Percakapan itu berakhir, dan Abdul Syarif berjalan keluar tenda dengan ekspresi puas. Loekas menunggu beberapa saat sebelum perlahan mengikuti di belakangnya.
Di luar perkemahan, Abdul berjalan santai, seolah tidak ada bahaya yang mengintainya. Namun, saat ia baru saja melewati sebuah lorong kecil di antara dua bangunan, sebuah tangan mencengkeram kerah bajunya dari belakang dan menariknya dengan kasar.
Sebelum sempat berteriak, belati telah menempel di lehernya.
“Jangan berisik kalau masih ingin hidup, Abdul,” bisik suara yang sangat dikenalnya.
Abdul menggigil. “L-Loekas…? Astaga, apa yang kau lakukan di sini?”
Loekas tersenyum sinis. “Harusnya aku yang bertanya. Sejak kapan kau begitu senang menjual nyawa saudara-saudaramu sendiri demi uang Belanda?”
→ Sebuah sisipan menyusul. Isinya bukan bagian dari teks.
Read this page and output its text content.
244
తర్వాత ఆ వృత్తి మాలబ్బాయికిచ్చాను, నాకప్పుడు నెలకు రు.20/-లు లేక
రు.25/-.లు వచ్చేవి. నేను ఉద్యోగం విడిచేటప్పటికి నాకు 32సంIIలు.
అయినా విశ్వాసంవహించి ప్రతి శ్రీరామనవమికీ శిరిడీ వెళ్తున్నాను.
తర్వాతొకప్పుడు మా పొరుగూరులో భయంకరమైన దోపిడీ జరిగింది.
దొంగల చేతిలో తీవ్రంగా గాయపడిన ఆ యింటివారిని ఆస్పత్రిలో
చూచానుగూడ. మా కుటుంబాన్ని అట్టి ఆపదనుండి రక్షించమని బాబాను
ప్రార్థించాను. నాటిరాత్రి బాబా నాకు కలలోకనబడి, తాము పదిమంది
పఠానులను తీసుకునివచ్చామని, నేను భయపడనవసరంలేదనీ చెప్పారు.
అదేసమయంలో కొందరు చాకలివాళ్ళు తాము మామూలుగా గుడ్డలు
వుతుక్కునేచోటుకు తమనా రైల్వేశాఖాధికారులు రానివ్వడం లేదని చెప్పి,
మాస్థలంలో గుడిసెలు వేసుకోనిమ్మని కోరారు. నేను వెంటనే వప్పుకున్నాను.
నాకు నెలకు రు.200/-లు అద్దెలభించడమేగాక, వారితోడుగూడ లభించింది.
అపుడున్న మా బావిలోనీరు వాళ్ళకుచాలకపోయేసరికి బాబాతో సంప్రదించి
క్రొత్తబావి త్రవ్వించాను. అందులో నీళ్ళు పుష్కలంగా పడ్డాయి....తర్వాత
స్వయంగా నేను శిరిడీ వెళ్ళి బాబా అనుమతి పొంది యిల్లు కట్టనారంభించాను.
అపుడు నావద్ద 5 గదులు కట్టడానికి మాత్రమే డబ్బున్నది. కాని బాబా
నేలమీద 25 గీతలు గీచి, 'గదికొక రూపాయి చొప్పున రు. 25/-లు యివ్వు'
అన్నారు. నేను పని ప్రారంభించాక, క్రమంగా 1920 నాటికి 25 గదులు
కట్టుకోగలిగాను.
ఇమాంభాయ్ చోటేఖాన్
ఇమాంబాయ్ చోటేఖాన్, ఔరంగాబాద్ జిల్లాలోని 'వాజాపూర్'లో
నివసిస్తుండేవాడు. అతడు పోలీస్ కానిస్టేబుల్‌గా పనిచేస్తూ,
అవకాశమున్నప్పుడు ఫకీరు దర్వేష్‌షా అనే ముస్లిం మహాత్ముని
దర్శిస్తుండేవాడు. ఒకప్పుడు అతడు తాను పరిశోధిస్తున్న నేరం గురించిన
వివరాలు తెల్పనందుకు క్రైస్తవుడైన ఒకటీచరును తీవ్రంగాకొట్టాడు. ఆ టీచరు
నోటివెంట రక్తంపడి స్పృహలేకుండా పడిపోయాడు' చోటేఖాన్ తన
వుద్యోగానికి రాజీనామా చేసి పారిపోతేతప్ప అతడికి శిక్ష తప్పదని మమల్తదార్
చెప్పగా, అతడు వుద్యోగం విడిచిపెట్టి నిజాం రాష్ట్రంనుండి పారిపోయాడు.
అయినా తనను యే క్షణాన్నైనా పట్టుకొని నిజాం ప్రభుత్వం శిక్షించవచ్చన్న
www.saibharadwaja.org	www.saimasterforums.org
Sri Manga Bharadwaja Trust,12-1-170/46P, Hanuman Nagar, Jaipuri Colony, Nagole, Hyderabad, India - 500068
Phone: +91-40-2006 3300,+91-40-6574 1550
“Saya hanya mencari selamat, Loekas! Mereka lebih kuat! Kita tidak bisa menang!” suara Abdul bergetar.
Loekas menggeleng. “Yang tak bisa menang adalah mereka yang berkhianat pada tanahnya sendiri.”
Tanpa peringatan, Loekas menghantamkan gagang belati ke pelipis Abdul. Pria itu pingsan seketika. Dengan cepat, Loekas menyeret tubuhnya ke balik semak-semak.
Ia tidak membunuhnya—belum. Abdul masih bisa menjadi umpan.
Loekas segera meninggalkan lokasi, kembali ke hutan tempat pasukannya menunggu. Malam ini, mereka akan memberi kejutan yang lebih besar bagi Belanda.